The Top 4 Employee Training Software Mistakes to Avoid
A 2012 survey by the American Society of Training & Development (now known as the Association of Talent Development) discovered that nearly two-thirds of responding workers believe that the quality of training and learning offered by their employers positively influenced personal engagement in their jobs. As most companies know, employees who are more engaged are generally more productive—as well as less likely to bolt on a whim.
Some companies turn to employee training software with the hopes of creating better-informed workers. This strategy is worthwhile, but it does not always provide the automatic boost that training departments hope for. How you use employee training software matters. A smart, proactive approach can produce noticeable results, but the solution can’t do all the work.
Here are the top four mistakes, in no particular order, that companies must avoid when using employee training software:
Not updating content
Training processes are rarely static; they evolve as processes improve, technology is upgraded, new products are introduced, and so on.
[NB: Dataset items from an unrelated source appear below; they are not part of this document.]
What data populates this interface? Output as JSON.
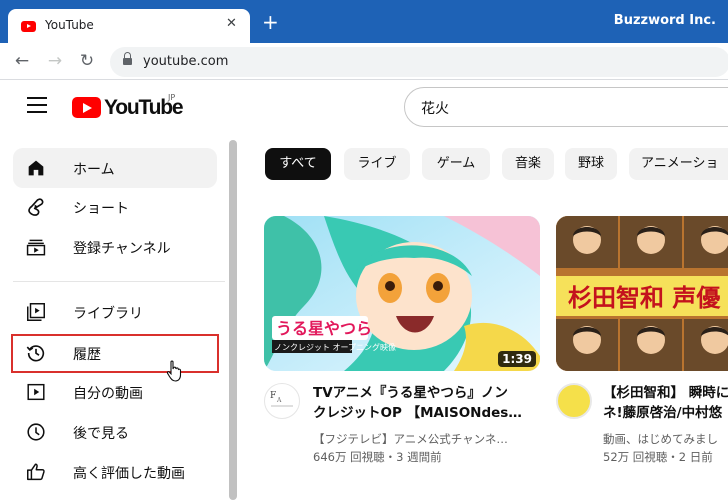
{
  "browser": {
    "tab_title": "YouTube",
    "tab_close": "✕",
    "new_tab": "+",
    "profile_name": "Buzzword Inc.",
    "back": "←",
    "forward": "→",
    "reload": "↻",
    "url": "youtube.com"
  },
  "header": {
    "logo_text": "YouTube",
    "region": "JP",
    "search_value": "花火"
  },
  "sidebar": {
    "items": [
      {
        "label": "ホーム",
        "icon": "home-icon",
        "active": true
      },
      {
        "label": "ショート",
        "icon": "shorts-icon"
      },
      {
        "label": "登録チャンネル",
        "icon": "subscriptions-icon"
      },
      {
        "label": "ライブラリ",
        "icon": "library-icon"
      },
      {
        "label": "履歴",
        "icon": "history-icon",
        "highlighted": true
      },
      {
        "label": "自分の動画",
        "icon": "your-videos-icon"
      },
      {
        "label": "後で見る",
        "icon": "watch-later-icon"
      },
      {
        "label": "高く評価した動画",
        "icon": "liked-videos-icon"
      }
    ]
  },
  "chips": [
    "すべて",
    "ライブ",
    "ゲーム",
    "音楽",
    "野球",
    "アニメーショ"
  ],
  "videos": [
    {
      "title_line1": "TVアニメ『うる星やつら』ノン",
      "title_line2": "クレジットOP 【MAISONdes…",
      "channel": "【フジテレビ】アニメ公式チャンネ…",
      "meta": "646万 回視聴・3 週間前",
      "duration": "1:39",
      "thumb_text": "うる星やつら",
      "thumb_sub": "ノンクレジット オープニング映像"
    },
    {
      "title_line1": "【杉田智和】 瞬時に",
      "title_line2": "ネ!藤原啓治/中村悠",
      "channel": "動画、はじめてみまし",
      "meta": "52万 回視聴・2 日前",
      "thumb_text": "杉田智和 声優"
    }
  ],
  "colors": {
    "browser_blue": "#1e62b6",
    "youtube_red": "#ff0000",
    "highlight_red": "#d9302c"
  }
}
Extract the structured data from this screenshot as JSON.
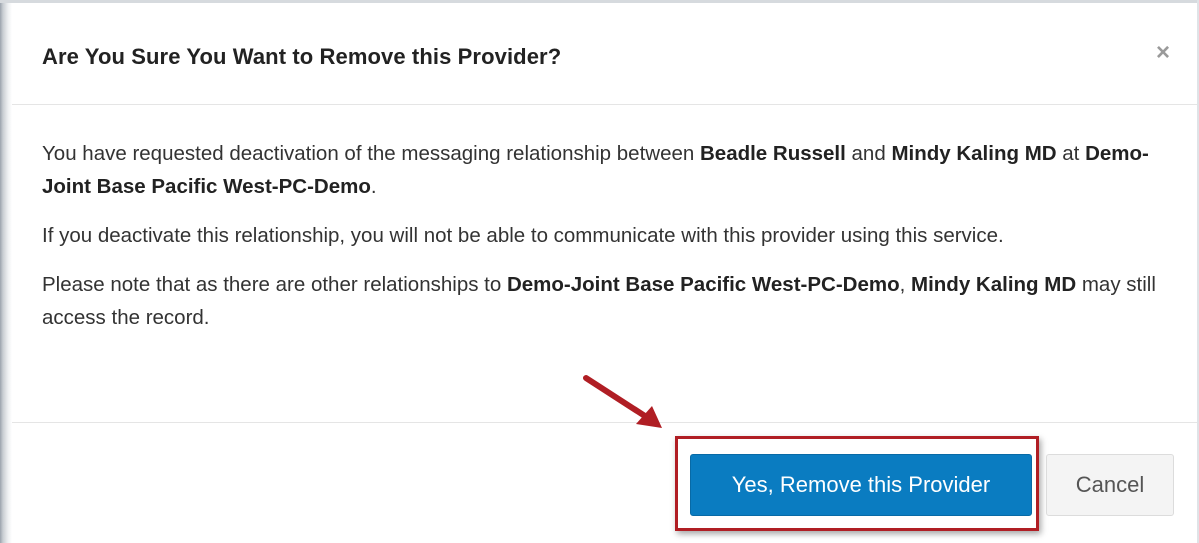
{
  "dialog": {
    "title": "Are You Sure You Want to Remove this Provider?",
    "close_glyph": "×",
    "paragraph1": {
      "t1": "You have requested deactivation of the messaging relationship between ",
      "patient": "Beadle Russell",
      "t2": " and ",
      "provider": "Mindy Kaling MD",
      "t3": " at ",
      "location": "Demo-Joint Base Pacific West-PC-Demo",
      "t4": "."
    },
    "paragraph2": "If you deactivate this relationship, you will not be able to communicate with this provider using this service.",
    "paragraph3": {
      "t1": "Please note that as there are other relationships to ",
      "location": "Demo-Joint Base Pacific West-PC-Demo",
      "t2": ", ",
      "provider": "Mindy Kaling MD",
      "t3": " may still access the record."
    },
    "confirm_label": "Yes, Remove this Provider",
    "cancel_label": "Cancel"
  },
  "colors": {
    "primary": "#0a7cc1",
    "annotation_red": "#b01e24"
  },
  "icons": {
    "close": "close-icon",
    "annotation": "red-arrow-icon"
  }
}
Failing to update and improve the content delivered by employee training software results workers learning things that are already obsolete. There was a time when updating training content was a chore, but today’s solutions make it really easy. Documents can be amended and instantly delivered to the devices from which employees will view content. With an iPad or Surface, shooting training video is simple for even the most technically challenged manager.
Access issues
Not every employee needs access to every piece of training content. Yet with some solutions, that is exactly what happens: Workers are directed to learn from a file but can’t find it among dozens of folders and thousands of documents. They finally give up and decide just to wing it. Furthermore, with too much access, content “escaping” a company’s control is far too easy—do you want your training processes in the hands of a competitor? Alternately, when an employee wants or needs to learn something, he or she requires access to the training content. Today’s tablet-based solutions allow managers to efficiently provide that access. The employee turns on an iPad to find the content already there.
Too much cloud
Cloud-based programs are emerging as today’s dominant approach to a wide array of applications across almost every industry. Training would seem to be a natural fit for this approach, but beware: The cloud is not always the best solution. Security is always an issue, but a bigger concern is the enormous strain accessing files and streaming training video has on the bandwidth of a retail environment. A store or restaurant can’t afford to have its systems slow down just because a few employees are watching training videos. Tablet-based employee training software automatically downloads content (at off-peak times, if desired) onto devices to reside locally. Workers viewing such content never use the cloud because the files they need are already on the iPad.
Discouraging feedback
In today’s era of increased workplace collaboration, employee feedback is important during the training process. No company would admit that it doesn’t take its employees’ opinions seriously, yet some solutions don’t offer a means for those workers to offer those opinions. These employees either must resort to email to contact a training manager with a question or simply stay silent and feel disengaged. The best employee training software includes the ability to send and receive messages directly through the solution, and directly attached to the specific content. That kind of collaboration is never a mistake.
What mistakes have you made or encountered with your company’s employee training software?